The government tried hard to focus the Court’s attention on materiality. The deputy solicitor general argued that “a person who knew himself to be in breach of a nonmaterial term and requested payment anyway wouldn’t be making a false claim” and that FCA liability would only arise “if the term that was being breached was material.” Chief Justice Roberts expressed doubt about the government’s materiality approach. He asked whether the government would be justified in withholding payment if a healthcare provider fully performed its contract for healthcare services but violated a provision requiring the provider to purchase staplers made in America. The deputy solicitor general responded that the government could withhold payment for the staplers, and the claim for payment would be actionable under the FCA. This response seemed to trouble the Justices. The chief justice stated that he doesn’t “understand the difference between material and immaterial.” Justice Kagan asked for examples of terms that the government would consider immaterial; the government conceded that there were none—in the government’s view, there are no wholly immaterial contractual terms or regulations. Justice Breyer also expressed concern that the government was treating minor contractual breaches as fraud.

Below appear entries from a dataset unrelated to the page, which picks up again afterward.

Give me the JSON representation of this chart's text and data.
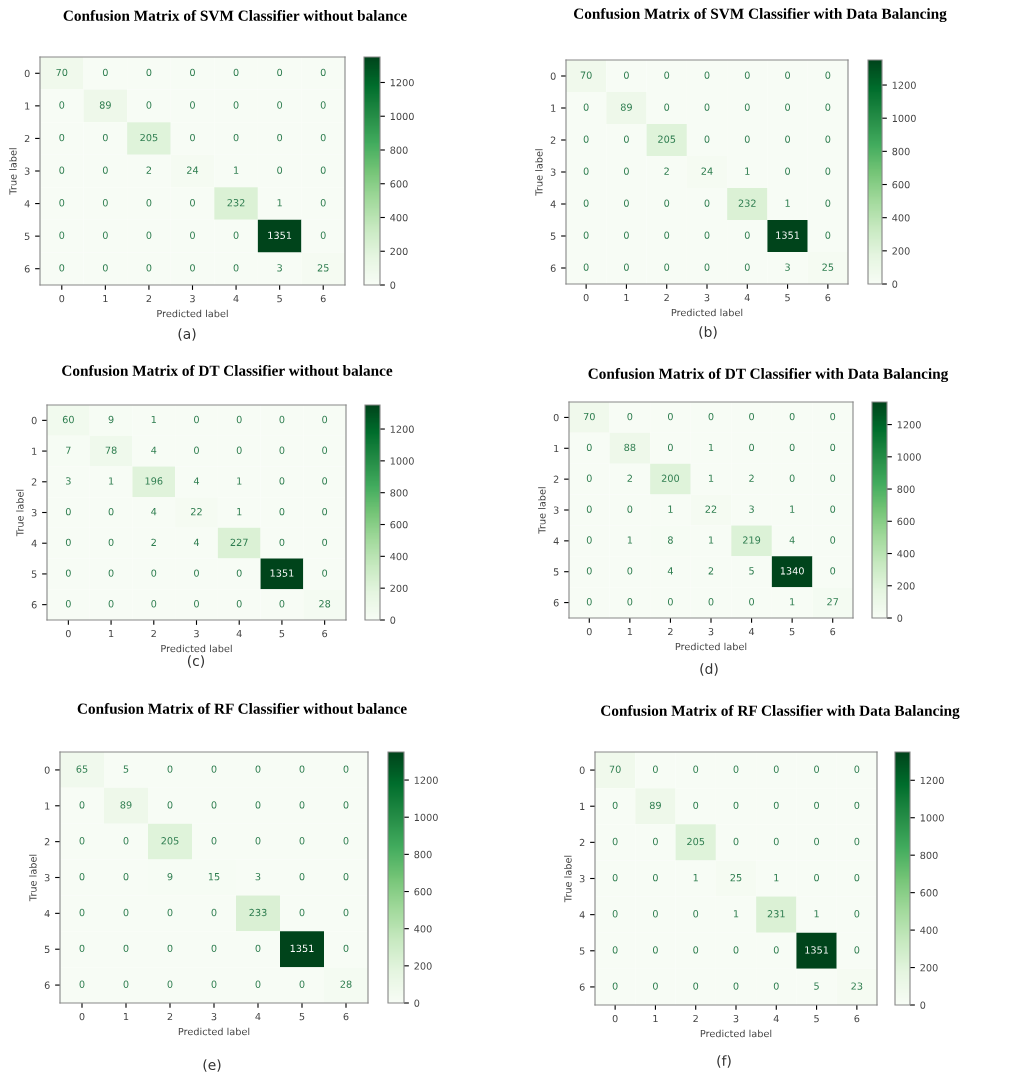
{
  "chart_data": [
    {
      "type": "heatmap",
      "title": "Confusion Matrix of SVM Classifier without balance",
      "xlabel": "Predicted label",
      "ylabel": "True label",
      "annotations": [
        "(a)"
      ],
      "categories": [
        "0",
        "1",
        "2",
        "3",
        "4",
        "5",
        "6"
      ],
      "y_categories": [
        "0",
        "1",
        "2",
        "3",
        "4",
        "5",
        "6"
      ],
      "cells": [
        [
          70,
          0,
          0,
          0,
          0,
          0,
          0
        ],
        [
          0,
          89,
          0,
          0,
          0,
          0,
          0
        ],
        [
          0,
          0,
          205,
          0,
          0,
          0,
          0
        ],
        [
          0,
          0,
          2,
          24,
          1,
          0,
          0
        ],
        [
          0,
          0,
          0,
          0,
          232,
          1,
          0
        ],
        [
          0,
          0,
          0,
          0,
          0,
          1351,
          0
        ],
        [
          0,
          0,
          0,
          0,
          0,
          3,
          25
        ]
      ],
      "clim": [
        0,
        1351
      ],
      "cticks": [
        0,
        200,
        400,
        600,
        800,
        1000,
        1200
      ],
      "data_labels": true
    },
    {
      "type": "heatmap",
      "title": "Confusion Matrix of SVM Classifier with Data Balancing",
      "xlabel": "Predicted label",
      "ylabel": "True label",
      "annotations": [
        "(b)"
      ],
      "categories": [
        "0",
        "1",
        "2",
        "3",
        "4",
        "5",
        "6"
      ],
      "y_categories": [
        "0",
        "1",
        "2",
        "3",
        "4",
        "5",
        "6"
      ],
      "cells": [
        [
          70,
          0,
          0,
          0,
          0,
          0,
          0
        ],
        [
          0,
          89,
          0,
          0,
          0,
          0,
          0
        ],
        [
          0,
          0,
          205,
          0,
          0,
          0,
          0
        ],
        [
          0,
          0,
          2,
          24,
          1,
          0,
          0
        ],
        [
          0,
          0,
          0,
          0,
          232,
          1,
          0
        ],
        [
          0,
          0,
          0,
          0,
          0,
          1351,
          0
        ],
        [
          0,
          0,
          0,
          0,
          0,
          3,
          25
        ]
      ],
      "clim": [
        0,
        1351
      ],
      "cticks": [
        0,
        200,
        400,
        600,
        800,
        1000,
        1200
      ],
      "data_labels": true
    },
    {
      "type": "heatmap",
      "title": "Confusion Matrix of DT Classifier without balance",
      "xlabel": "Predicted label",
      "ylabel": "True label",
      "annotations": [
        "(c)"
      ],
      "categories": [
        "0",
        "1",
        "2",
        "3",
        "4",
        "5",
        "6"
      ],
      "y_categories": [
        "0",
        "1",
        "2",
        "3",
        "4",
        "5",
        "6"
      ],
      "cells": [
        [
          60,
          9,
          1,
          0,
          0,
          0,
          0
        ],
        [
          7,
          78,
          4,
          0,
          0,
          0,
          0
        ],
        [
          3,
          1,
          196,
          4,
          1,
          0,
          0
        ],
        [
          0,
          0,
          4,
          22,
          1,
          0,
          0
        ],
        [
          0,
          0,
          2,
          4,
          227,
          0,
          0
        ],
        [
          0,
          0,
          0,
          0,
          0,
          1351,
          0
        ],
        [
          0,
          0,
          0,
          0,
          0,
          0,
          28
        ]
      ],
      "clim": [
        0,
        1351
      ],
      "cticks": [
        0,
        200,
        400,
        600,
        800,
        1000,
        1200
      ],
      "data_labels": true
    },
    {
      "type": "heatmap",
      "title": "Confusion Matrix of DT Classifier with Data Balancing",
      "xlabel": "Predicted label",
      "ylabel": "True label",
      "annotations": [
        "(d)"
      ],
      "categories": [
        "0",
        "1",
        "2",
        "3",
        "4",
        "5",
        "6"
      ],
      "y_categories": [
        "0",
        "1",
        "2",
        "3",
        "4",
        "5",
        "6"
      ],
      "cells": [
        [
          70,
          0,
          0,
          0,
          0,
          0,
          0
        ],
        [
          0,
          88,
          0,
          1,
          0,
          0,
          0
        ],
        [
          0,
          2,
          200,
          1,
          2,
          0,
          0
        ],
        [
          0,
          0,
          1,
          22,
          3,
          1,
          0
        ],
        [
          0,
          1,
          8,
          1,
          219,
          4,
          0
        ],
        [
          0,
          0,
          4,
          2,
          5,
          1340,
          0
        ],
        [
          0,
          0,
          0,
          0,
          0,
          1,
          27
        ]
      ],
      "clim": [
        0,
        1340
      ],
      "cticks": [
        0,
        200,
        400,
        600,
        800,
        1000,
        1200
      ],
      "data_labels": true
    },
    {
      "type": "heatmap",
      "title": "Confusion Matrix of RF Classifier without balance",
      "xlabel": "Predicted label",
      "ylabel": "True label",
      "annotations": [
        "(e)"
      ],
      "categories": [
        "0",
        "1",
        "2",
        "3",
        "4",
        "5",
        "6"
      ],
      "y_categories": [
        "0",
        "1",
        "2",
        "3",
        "4",
        "5",
        "6"
      ],
      "cells": [
        [
          65,
          5,
          0,
          0,
          0,
          0,
          0
        ],
        [
          0,
          89,
          0,
          0,
          0,
          0,
          0
        ],
        [
          0,
          0,
          205,
          0,
          0,
          0,
          0
        ],
        [
          0,
          0,
          9,
          15,
          3,
          0,
          0
        ],
        [
          0,
          0,
          0,
          0,
          233,
          0,
          0
        ],
        [
          0,
          0,
          0,
          0,
          0,
          1351,
          0
        ],
        [
          0,
          0,
          0,
          0,
          0,
          0,
          28
        ]
      ],
      "clim": [
        0,
        1351
      ],
      "cticks": [
        0,
        200,
        400,
        600,
        800,
        1000,
        1200
      ],
      "data_labels": true
    },
    {
      "type": "heatmap",
      "title": "Confusion Matrix of RF Classifier with Data Balancing",
      "xlabel": "Predicted label",
      "ylabel": "True label",
      "annotations": [
        "(f)"
      ],
      "categories": [
        "0",
        "1",
        "2",
        "3",
        "4",
        "5",
        "6"
      ],
      "y_categories": [
        "0",
        "1",
        "2",
        "3",
        "4",
        "5",
        "6"
      ],
      "cells": [
        [
          70,
          0,
          0,
          0,
          0,
          0,
          0
        ],
        [
          0,
          89,
          0,
          0,
          0,
          0,
          0
        ],
        [
          0,
          0,
          205,
          0,
          0,
          0,
          0
        ],
        [
          0,
          0,
          1,
          25,
          1,
          0,
          0
        ],
        [
          0,
          0,
          0,
          1,
          231,
          1,
          0
        ],
        [
          0,
          0,
          0,
          0,
          0,
          1351,
          0
        ],
        [
          0,
          0,
          0,
          0,
          0,
          5,
          23
        ]
      ],
      "clim": [
        0,
        1351
      ],
      "cticks": [
        0,
        200,
        400,
        600,
        800,
        1000,
        1200
      ],
      "data_labels": true
    }
  ]
}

The chief justice’s stapler hypothetical is reminiscent of Allison Engine. At oral arguments in that case, the chief justice illustrated the need for sufficient limitations on FCA liability by asking whether a relator should be able to bring an FCA suit in a situation where the government has provided funding to a state to build a school, and the school’s prime contractor hires a painter, who buys paint from a company that purchases chemicals for the paint from a chemical company, and the chemical company fraudulently adds $1 to the cost of the chemicals, resulting in a $1 overcharge to the government. Here, like Allison Engine, the chief justice’s hypothetical about staplers may have persuaded his fellow Justices that the Court should develop an appropriate test for limiting FCA liability for implied certifications. History suggests that the Court may reach a broad consensus on the appropriate standard for liability. In the last two major FCA cases in which the government and the relator attempted to broaden significantly the scope of FCA liability—Allison Engine and Kellogg Brown & Root Servs., Inc. v. United States ex rel. Carter—the Court delivered a unanimous decision. It remains to be seen, however, exactly how the Court will limit liability for implied certifications.